Я молчу, стараясь не выдать своей растерянности от внезапного изменения интерьера, не имеющего никакого отношения к моему миру, но начинаю догадываться, что по рассеянности наткнулся на верификационный тест Мироздания, проверяющего строгость и определенность глубинной подоплеки таким забавным методом, и с нетерпением жду продолжения, стараясь предугадать — как же устойчивость моей картины, ее ценность, самодостаточность будут оцениваться на этом импровизированном аукционе.

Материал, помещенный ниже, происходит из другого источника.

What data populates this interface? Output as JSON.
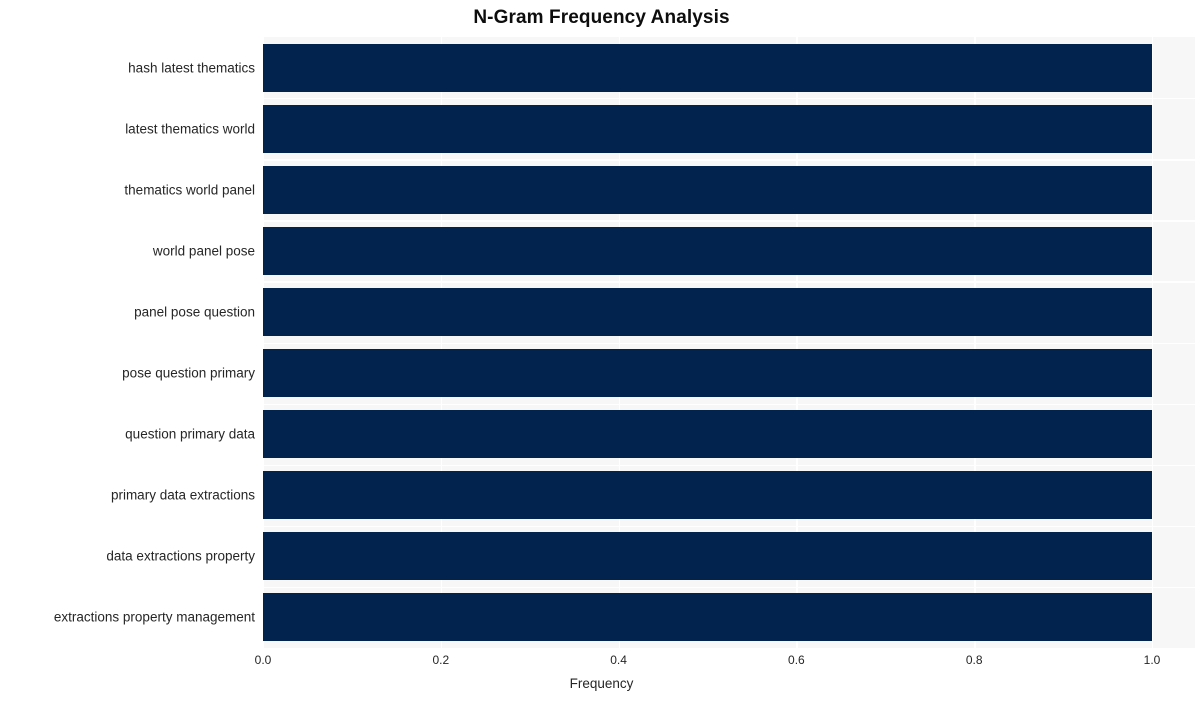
{
  "chart_data": {
    "type": "bar",
    "orientation": "horizontal",
    "title": "N-Gram Frequency Analysis",
    "xlabel": "Frequency",
    "ylabel": "",
    "xlim": [
      0.0,
      1.0
    ],
    "xticks": [
      "0.0",
      "0.2",
      "0.4",
      "0.6",
      "0.8",
      "1.0"
    ],
    "xtick_values": [
      0.0,
      0.2,
      0.4,
      0.6,
      0.8,
      1.0
    ],
    "grid": true,
    "legend": false,
    "categories": [
      "hash latest thematics",
      "latest thematics world",
      "thematics world panel",
      "world panel pose",
      "panel pose question",
      "pose question primary",
      "question primary data",
      "primary data extractions",
      "data extractions property",
      "extractions property management"
    ],
    "values": [
      1.0,
      1.0,
      1.0,
      1.0,
      1.0,
      1.0,
      1.0,
      1.0,
      1.0,
      1.0
    ],
    "colors": {
      "bar": "#03234f",
      "plot_background": "#f7f7f7",
      "figure_background": "#ffffff",
      "grid": "#ffffff",
      "text": "#262626",
      "title": "#0d0d0d"
    }
  }
}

Уверенной рукой наливаю чая, надеваю цилиндр и жду продолжения. Конечно, сцена мирная, давно читанная, вдоль и поперек всем известная, и при желании достаточно легко настроиться на соответствующее мировосприятие, а не, скажем, бегать по туннелям друг за дружкой с пистолетами и автоматами в руках, паля в проезжающие поезда и в малейшее шевеление тьмы, чего от нас и ждут, но мы поступаем хитрее и просто пьем чай, ибо часы встали, горячая жидкость приятно греет пищевод, ходить за кипятком, сахаром и чистыми чашками не требуется и остается только ждать.

Ждать, когда маленькая девочка спустится на лифте или по эскалатору вслед за опаздывающим кроликом, а может быть, и котом с широкой стоматологической улыбкой, пройдет мимо змеи, живущей внутри гриба и выпивающей из пузатой бутылки водки, сделает смелый шаг е2-е4, увидит на пустой дороге Никого, склеит Шалтая Болтая, не испугается Синей Бороды, послушает слабенькое пение мышки Шарлотты, найдет серебряные туфельки и прокатится по желтым рельсам на «Голубой стреле» прямиком до нашей лужайки.

Первым появился толстенький кролик, изображающий из себя слепого со своими маленькими черными пенсне, которые он примотал к лапе и на каждом шагу поднимает к косым глазенкам и щурится в них, как в бинокль. Его золотые часы выпали из карманчика жилета и раскачивались маятником у самых лап, чиркая по увядшей траве и ударяя по длинным когтям. Он хмуро кивнул нам, пристально разглядев каждого, разве что не ощупав лапами, пододвинул к себе кресло, свернулся на нем клубочком и захрапел столь вызывающе громко, что распорядитель чаепития уронил цилиндр в чай и виноватым взглядом попросил у меня прощения.

Девочка бросила на стол громадное помповое ружье, высыпала из кружевного подола пустые гильзы и достала из рукава, точно фокусник, толстенную колоду карт, содержащую как минимум десять тузов и штук пятьдесят козырных. Прихлебывая чай, она принялась раскладывать на большей части стола умопомрачительный по сложность пасьянс, не чураясь ползать по скатерти на коленках, сталкивая длинными ногами грязные чашки и блюдца, хотя при всем при этом выложенные картинки оставались, как будто приклеенные, на тех местах, куда их положила девичья рука.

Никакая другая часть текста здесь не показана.